I’m a father of three daughters. The oldest is only four and three-quarters and the twins are three years younger. I say this because I know there will be many more lessons as they get older and especially because we have a little brother on the way. But it’s been an interesting four plus years and I wanted to take stock of the changes so far, both mentally and logistically.
- The way they see you is who you are. I recently had a situation where work wasn’t going well. What kept me grounded was coming home and seeing how great I was in my children’s eyes. At the end of a long day, seeing your girls running to greet you is the best in the world and puts it all in true perspective.
- The never-ending search for efficiency. When you have a child, your life changes dramatically for sure. However, when you have three you learn to budget your time (and resources) with great efficiency. Anyone that has called us in the evening knows that from 5:30-8:00 pm (if we’re lucky), it’s dinner time, followed by 4-B’s; baths, brushing, books and bed. Followed by another half hour of cleaning up. Basically, you pull into the driveway, fart and it’s time for Leno. I’ve recently purchased books to learn how other families deal with crowded homes and little time to run them. We’re still learning, though I’m considering breaking out my old coaching whistle, a-la Sound of Music. Our quest for getting laundry done is still in progress. I’ll only say that my hoping the laundry gnomes get it done is not working.
- Buy in bulk! It’s self-explanatory. Buying one or two of something is a waste. This is true for anyone but REALLY important for families. Peapod is the greatest (or any delivery service). Aside from the run to Costco, going to the grocery store is rare. For an extra $5 we save $100 of kids not yelling “please buy me this…”. Not to mention, time is precious and wasting hours lugging kids to the grocery store just doesn’t cut it.
- Traveling equals mobilizing. When we go anywhere as a family, we don’t hop in the car and just go. We have to plan the logistics about an hour ahead of time. Through hard knocks I’ve become efficient at having the backpack packed at all times. Cars get warmed up, kids get dressed (fed if necessary), stroller packed, etc. We’re always aware of time but unfortunately getting to parties or church on time isn’t always doable. Our family, friends and the Lord will have to understand.

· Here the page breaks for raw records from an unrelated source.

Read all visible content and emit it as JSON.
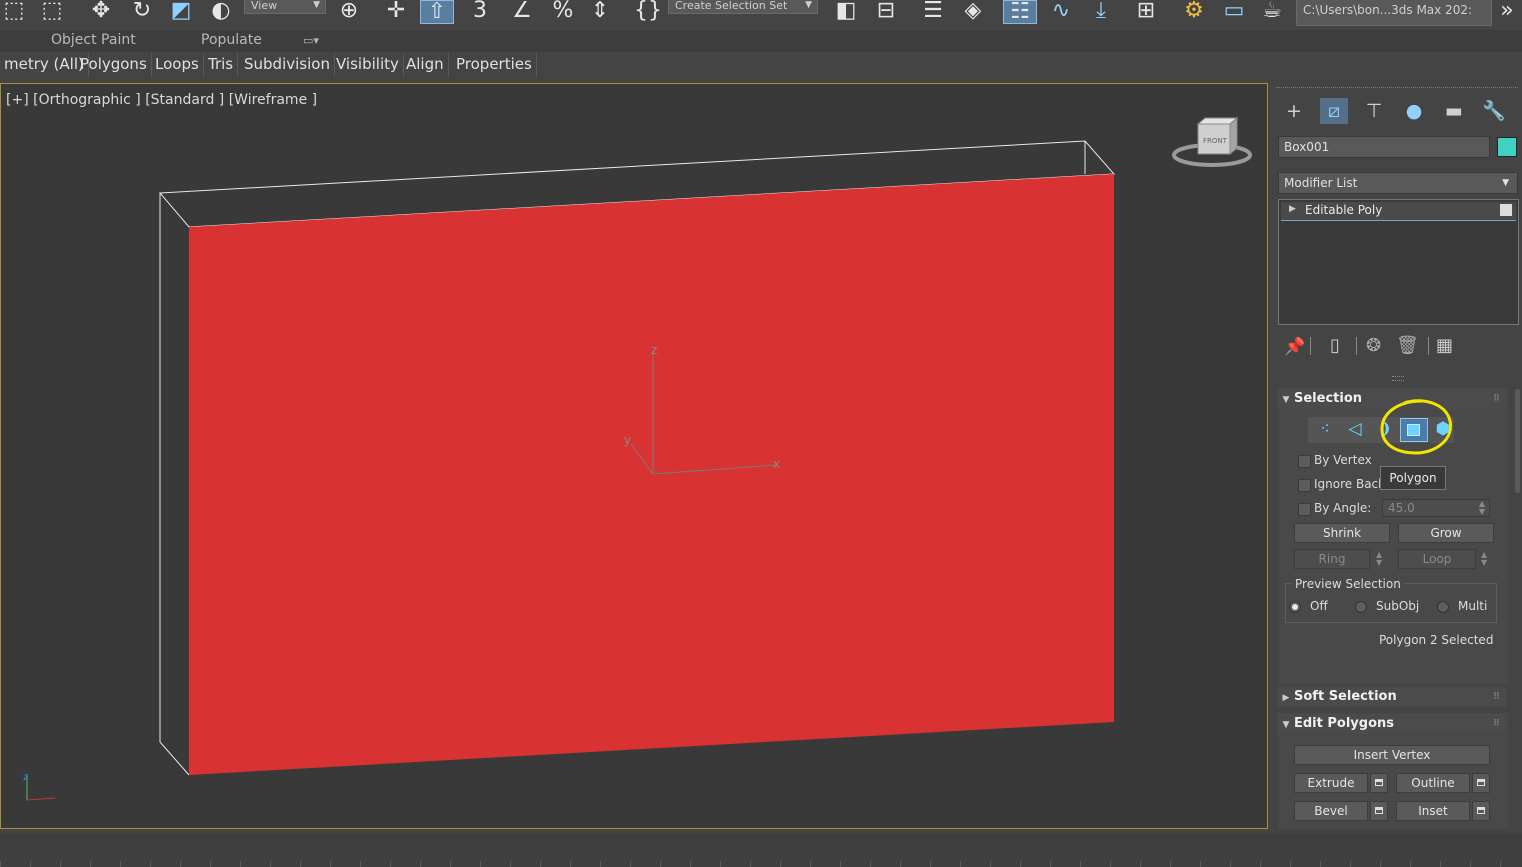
{
  "toolbar": {
    "view_dropdown": "View",
    "selection_set_dropdown": "Create Selection Set",
    "project_path": "C:\\Users\\bon...3ds Max 202:",
    "icons": [
      "select-region-icon",
      "window-crossing-icon",
      "move-icon",
      "rotate-icon",
      "scale-icon",
      "selection-filter-icon",
      "pivot-icon",
      "manipulate-icon",
      "keyboard-shortcut-icon",
      "snap-3d-icon",
      "angle-snap-icon",
      "percent-snap-icon",
      "spinner-snap-icon",
      "edit-named-sets-icon",
      "mirror-icon",
      "align-icon",
      "toggle-scene-explorer-icon",
      "toggle-layer-explorer-icon",
      "toggle-ribbon-icon",
      "curve-editor-icon",
      "schematic-view-icon",
      "material-editor-icon",
      "render-setup-icon",
      "rendered-frame-icon",
      "render-icon",
      "expand-icon"
    ]
  },
  "ribbon": {
    "top_tabs": [
      "Object Paint",
      "Populate"
    ],
    "tabs": [
      "metry (All)",
      "Polygons",
      "Loops",
      "Tris",
      "Subdivision",
      "Visibility",
      "Align",
      "Properties"
    ]
  },
  "viewport": {
    "label": "[+] [Orthographic ] [Standard ] [Wireframe ]",
    "gizmo": {
      "x": "x",
      "y": "y",
      "z": "z"
    },
    "viewcube_face": "FRONT",
    "face_color": "#d93232",
    "border_color": "#a88e37"
  },
  "command_panel": {
    "object_name": "Box001",
    "object_color": "#3fd1c2",
    "modifier_list": "Modifier List",
    "stack_item": "Editable Poly",
    "selection": {
      "title": "Selection",
      "by_vertex": "By Vertex",
      "ignore_backfacing": "Ignore Back",
      "by_angle": "By Angle:",
      "angle_value": "45.0",
      "shrink": "Shrink",
      "grow": "Grow",
      "ring": "Ring",
      "loop": "Loop",
      "preview_title": "Preview Selection",
      "preview_off": "Off",
      "preview_subobj": "SubObj",
      "preview_multi": "Multi",
      "status": "Polygon 2 Selected",
      "tooltip": "Polygon"
    },
    "soft_selection": "Soft Selection",
    "edit_polygons": {
      "title": "Edit Polygons",
      "insert_vertex": "Insert Vertex",
      "extrude": "Extrude",
      "outline": "Outline",
      "bevel": "Bevel",
      "inset": "Inset"
    }
  },
  "colors": {
    "accent": "#4aa3d8",
    "highlight_circle": "#f2e600"
  }
}
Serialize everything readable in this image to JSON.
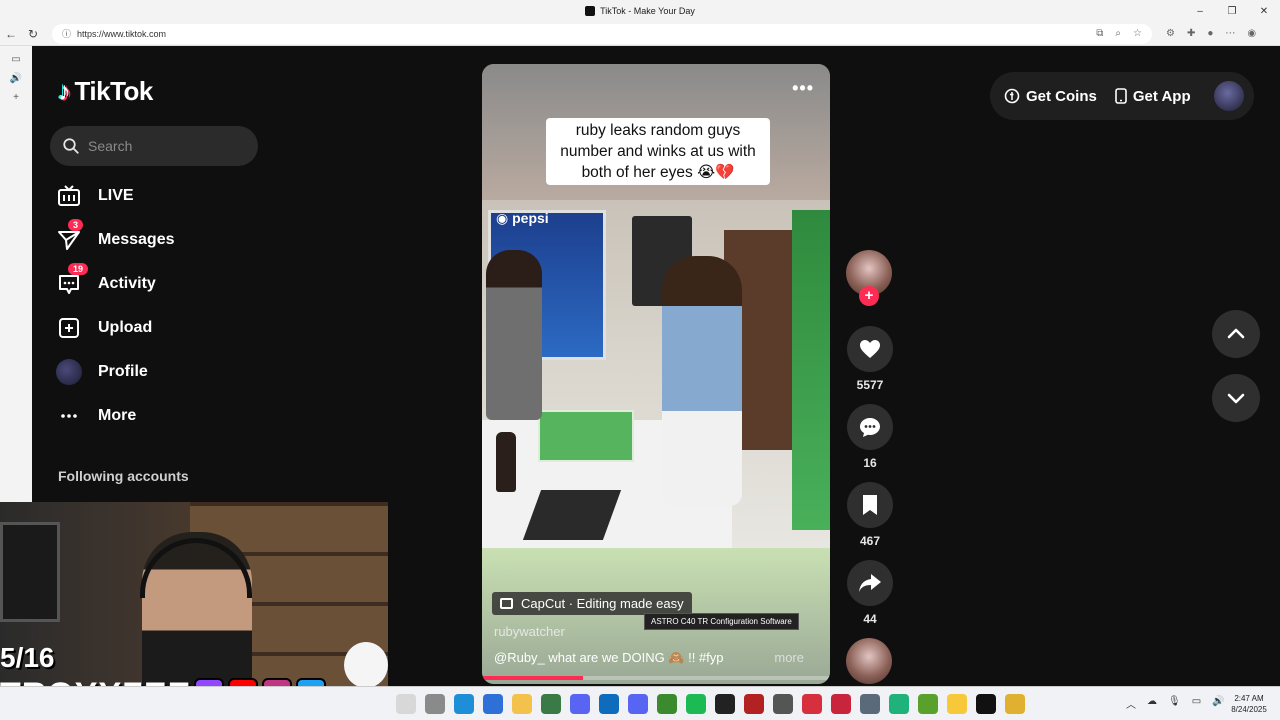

- Kids teach you more about yourself than you can teach them. Related to my first point, these kids show me who I am and who I want to be…Papi. The only exception is when they observe me watching my sports teams and they stare in bewilderment. They’re young New England fans, they’ll soon learn the triumphs and the stings. That aside, my four-year old can sound like she’s arguing or procrastinating but then makes such a logical point or repeats a lesson we taught her that it more than impresses us.Yes she can manipulate as a four-year old is apt to do but she genuinely is inquisitive and is growing in her understanding of her little world. Which makes me see mine in a new and different light.
Being Papi to them is the hardest but greatest job in the world and I’m lucky to have it. I can hardly wait for the lessons learned yet to come. That’s my take.